Australian Medical Association (AMA) president Brian Owler said Australia's response to the Ebola outbreak in West Africa has been a "shambles."

Owler told reporters that though it is said that 16 health workers have been given training to go to West Africa and do dangerous work, neither the AMA nor the Chief Medical Officer has information about the people who were going. The officials also do not know about the kind of training given to the health workers and whether they were properly prepared for the job.

"It's not the Ausmat [Australian Medical Assistance] teams that you would expect would be trained to do this work," Owler told reporters in Sydney.

"Who are these people? If anything is going to be irresponsible it would be a last minute announcement about people who are ill-equipped or ill-trained to go and do this dangerous work," he said, reports The Guardian.

Urging the government to announce its plan of action to help the fight against the Ebola outbreak, Owler also queried what the administration plans to do if a potentially infected person arrives in Australia.

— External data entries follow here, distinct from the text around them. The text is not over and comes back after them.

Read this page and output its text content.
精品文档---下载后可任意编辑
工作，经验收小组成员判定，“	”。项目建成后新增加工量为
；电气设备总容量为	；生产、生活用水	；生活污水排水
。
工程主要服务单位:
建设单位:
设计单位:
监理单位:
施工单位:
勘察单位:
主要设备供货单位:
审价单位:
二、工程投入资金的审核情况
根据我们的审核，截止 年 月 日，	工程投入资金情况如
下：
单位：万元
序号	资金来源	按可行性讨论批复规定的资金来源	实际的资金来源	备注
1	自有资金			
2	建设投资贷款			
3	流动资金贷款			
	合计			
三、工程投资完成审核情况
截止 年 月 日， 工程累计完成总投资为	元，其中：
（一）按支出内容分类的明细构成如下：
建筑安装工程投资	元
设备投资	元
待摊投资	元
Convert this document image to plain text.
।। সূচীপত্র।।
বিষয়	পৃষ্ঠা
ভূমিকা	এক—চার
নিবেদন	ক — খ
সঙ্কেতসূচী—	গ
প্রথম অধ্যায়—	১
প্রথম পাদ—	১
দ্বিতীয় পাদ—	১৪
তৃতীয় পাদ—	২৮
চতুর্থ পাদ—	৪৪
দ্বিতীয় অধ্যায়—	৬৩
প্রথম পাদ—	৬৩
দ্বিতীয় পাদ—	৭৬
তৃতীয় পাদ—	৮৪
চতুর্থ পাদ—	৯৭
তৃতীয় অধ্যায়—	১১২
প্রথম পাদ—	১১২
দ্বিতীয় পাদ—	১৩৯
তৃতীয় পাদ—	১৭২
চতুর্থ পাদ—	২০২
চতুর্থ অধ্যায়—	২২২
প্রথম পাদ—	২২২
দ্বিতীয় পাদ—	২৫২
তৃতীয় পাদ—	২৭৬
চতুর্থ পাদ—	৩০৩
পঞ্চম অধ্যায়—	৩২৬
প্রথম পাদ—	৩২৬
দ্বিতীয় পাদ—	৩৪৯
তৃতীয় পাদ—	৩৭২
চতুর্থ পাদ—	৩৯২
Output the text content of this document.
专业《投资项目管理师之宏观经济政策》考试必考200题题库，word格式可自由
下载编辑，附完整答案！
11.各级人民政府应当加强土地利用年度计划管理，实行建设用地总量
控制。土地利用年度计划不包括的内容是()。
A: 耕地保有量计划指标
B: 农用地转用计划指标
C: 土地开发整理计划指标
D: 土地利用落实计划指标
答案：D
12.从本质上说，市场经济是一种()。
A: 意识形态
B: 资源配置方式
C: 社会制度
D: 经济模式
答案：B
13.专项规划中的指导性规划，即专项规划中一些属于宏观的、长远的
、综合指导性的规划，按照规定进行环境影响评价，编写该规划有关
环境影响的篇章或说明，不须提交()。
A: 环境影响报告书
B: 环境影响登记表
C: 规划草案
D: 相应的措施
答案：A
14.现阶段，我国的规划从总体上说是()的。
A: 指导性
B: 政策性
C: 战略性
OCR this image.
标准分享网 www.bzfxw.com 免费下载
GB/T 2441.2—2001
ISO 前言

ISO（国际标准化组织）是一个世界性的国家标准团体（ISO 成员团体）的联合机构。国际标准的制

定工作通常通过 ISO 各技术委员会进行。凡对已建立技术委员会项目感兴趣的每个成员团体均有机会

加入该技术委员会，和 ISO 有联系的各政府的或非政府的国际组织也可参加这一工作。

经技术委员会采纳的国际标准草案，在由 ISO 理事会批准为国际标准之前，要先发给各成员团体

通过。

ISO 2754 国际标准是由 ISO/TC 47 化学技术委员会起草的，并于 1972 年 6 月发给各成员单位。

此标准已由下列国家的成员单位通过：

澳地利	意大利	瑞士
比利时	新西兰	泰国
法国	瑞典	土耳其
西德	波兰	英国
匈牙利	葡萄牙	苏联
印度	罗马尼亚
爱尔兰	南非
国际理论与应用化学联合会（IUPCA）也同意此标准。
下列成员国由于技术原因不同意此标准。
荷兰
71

Turning to the case of the Cairns nurse Sue Ellen Kovack, who had quarantined herself after showing signs of fever after retuning from Sierra Leone, Owler said that the nurse followed the correct procedures by avoiding contact with others and alerting authorities.

Australia Prime Minister Tony Abbott had said Thursday that he was considering a personal request from U.S. President Obama to send a medical team to West Africa to help in the fight against Ebola. However, Abbott added that the priority of the Australian government was to respond to an outbreak in the Asia-Pacific region.

"While we are responding in West Africa as we should, our priority is inevitably ... here at home and in our region," Abbott told the Parliament, reports the Associated Press.